Approaching the oversized glossy black door, with its handle mysteriously placed in the center, I slipped the envelope containing the files in the brass mail slot and took a deep breath. I felt the tension from the past week disentangle itself from my nerves, and my body listed in response. I leaned back against the glossy black door and drank in the moment of peace. My eyes grazed across the courtyard as the nearby fountain bubbled its approval. Then with another deep breath, I turned and walked away towards my first real break in over a week.
In my head, I heard the music swell. We’d need to get licensing. My steps widened as my cadence increased. Our heroine had done it; she had survived and thrived an overwhelming week. She had earned her battle stripes. She had conquered. She was at the top of her game. Go, Egan, Go!
As the camera settled behind me, I gracefully, and with great affectation, swept up my long, red hair. Knotting it in my hands, as I officially shed the glamorous and polished uniform of the previous week, I gathered it into a long, unkempt, unbrushed, un-glamorous, extremely basic ponytail. My ponytail playfully swayed back and forth as “Photo Girl” slowly retreated and I returned to my Clark Kent identity. The camera, mounted on a crane, soared back for a triumphant wide shot.
I got letters about that scene. Letters!
Tires screeched as my car came to an abrupt stop. Seconds later, Jason was in the passenger seat. I peeled out before he had buckled his seat belt. As I checked the side view mirrors, Jason twisted in his seat to look behind us. Nervously he shot me a look and said, “There’s no one behind us.” The fact was of little comfort, and we both knew it. We were running out of time.
I weaved in between cars, deftly working to avoid major intersections. Jason pulled out his phone and looked up information. Each second mattered. Making a severe right turn, he and I grabbed the car as the maneuver pulled g-forces. When the car finally came to a stop, Jason and I stared at each other in relief.
We did make it to the movie on time, thank you very much. But the chase sequence got high ratings.
The longer I could stay away from my dorm room, the better. The object was to just keep driving, or keep walking, or keep shopping, or keep doing anything other than sitting in my dorm room waiting for this guy to call. He said he was going to call. I really thought he meant he was going to call sooner. Oh my god, WHY HASN’T HE CALLED?! I just need to be distracted. I needed to stay busy. Anything but being in that room.

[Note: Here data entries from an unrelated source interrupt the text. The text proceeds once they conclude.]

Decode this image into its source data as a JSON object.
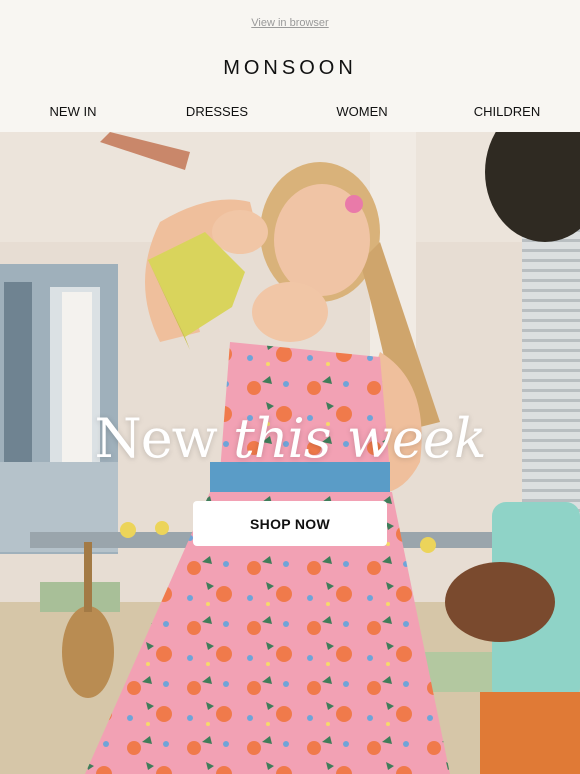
{
  "header": {
    "view_in_browser": "View in browser",
    "brand": "MONSOON"
  },
  "nav": {
    "items": [
      "NEW IN",
      "DRESSES",
      "WOMEN",
      "CHILDREN"
    ]
  },
  "hero": {
    "headline_part1": "New",
    "headline_part2": "this week",
    "cta_label": "SHOP NOW"
  },
  "colors": {
    "background": "#f8f6f2",
    "text": "#111111",
    "dress_pink": "#f2a1b4",
    "wall": "#e7ddd3"
  }
}
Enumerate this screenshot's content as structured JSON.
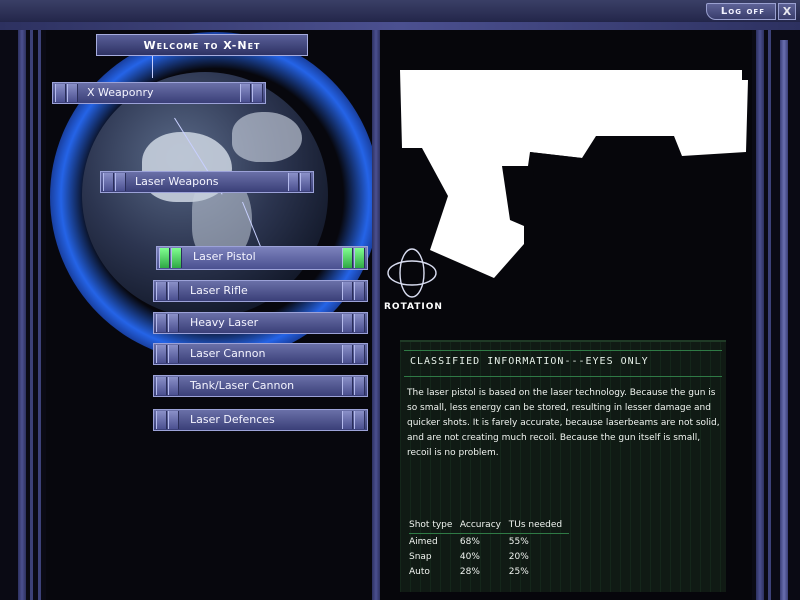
{
  "topbar": {
    "logoff_label": "Log off",
    "close_label": "X"
  },
  "welcome_label": "Welcome to X-Net",
  "nav": {
    "category": "X Weaponry",
    "subcategory": "Laser Weapons",
    "items": [
      {
        "label": "Laser Pistol",
        "active": true
      },
      {
        "label": "Laser Rifle",
        "active": false
      },
      {
        "label": "Heavy Laser",
        "active": false
      },
      {
        "label": "Laser Cannon",
        "active": false
      },
      {
        "label": "Tank/Laser Cannon",
        "active": false
      },
      {
        "label": "Laser Defences",
        "active": false
      }
    ]
  },
  "viewer": {
    "rotation_label": "ROTATION"
  },
  "info": {
    "title": "CLASSIFIED INFORMATION---EYES ONLY",
    "description": "The laser pistol is based on the laser technology. Because the gun is so small, less energy can be stored, resulting in lesser damage and quicker shots. It is farely accurate, because laserbeams are not solid, and are not creating much recoil. Because the gun itself is small, recoil is no problem.",
    "stats_header": {
      "shot_type": "Shot type",
      "accuracy": "Accuracy",
      "tus": "TUs needed"
    },
    "stats": [
      {
        "shot_type": "Aimed",
        "accuracy": "68%",
        "tus": "55%"
      },
      {
        "shot_type": "Snap",
        "accuracy": "40%",
        "tus": "20%"
      },
      {
        "shot_type": "Auto",
        "accuracy": "28%",
        "tus": "25%"
      }
    ]
  },
  "colors": {
    "frame": "#2d3160",
    "button": "#4b5090",
    "active_cap": "#2fa845",
    "info_bg": "#101a14"
  }
}
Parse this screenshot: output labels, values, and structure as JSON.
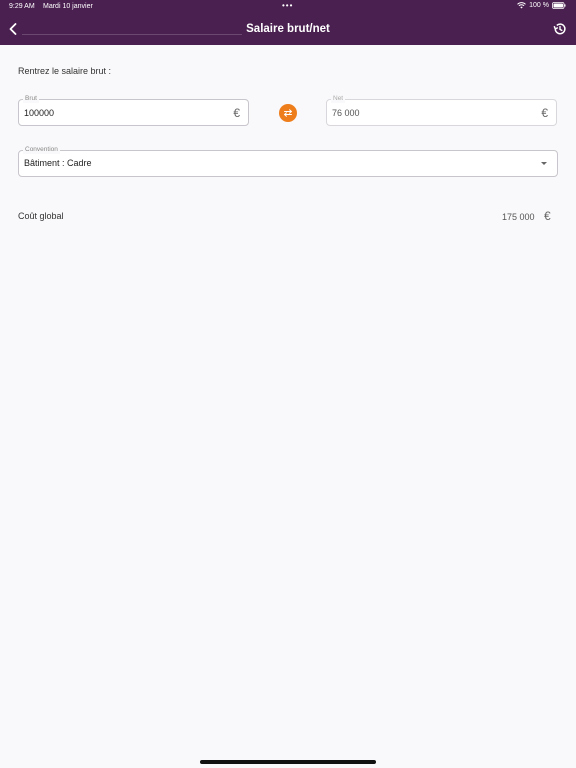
{
  "status_bar": {
    "time": "9:29 AM",
    "date": "Mardi 10 janvier",
    "dots": "•••",
    "battery": "100 %"
  },
  "nav": {
    "title": "Salaire brut/net",
    "back_icon": "chevron-left-icon",
    "history_icon": "history-icon"
  },
  "form": {
    "prompt": "Rentrez le salaire brut :",
    "gross": {
      "label": "Brut",
      "value": "100000",
      "currency": "€"
    },
    "net": {
      "label": "Net",
      "value": "76 000",
      "currency": "€"
    },
    "swap_icon": "swap-icon",
    "convention": {
      "label": "Convention",
      "value": "Bâtiment : Cadre"
    }
  },
  "result": {
    "label": "Coût global",
    "value": "175 000",
    "currency": "€"
  },
  "colors": {
    "header": "#4a2050",
    "accent": "#ee7d1b",
    "background": "#f9f8fa"
  }
}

By the time I made it back to the dorm, I was a little ball of anxiety. I had bought as much time as humanly possible (for me) and now I had better have a message from him. And bonus points if I kept him waiting the same way he’d kept me waiting. I was angry. I was annoyed. I was way too eager. I was far too interested. I was irritatingly available. I was ready to see what the answering machine had to say.
The crescendo of tension drew in the audience as they breathlessly waited to see if he called. Everyone wanted our heroine to find love! But when she discovered, heartbroken, there was no message she did something the audience never expected! Without warning, our lead launched the answering machine out the window! The camera panned quickly, capturing the plastic reflect the sun moments before it shattered on the quad below.
From three stories below, the camera caught me looking out my window at the blood-splattering of electronics. With a wicked smile of liberation, I retreated back into my room.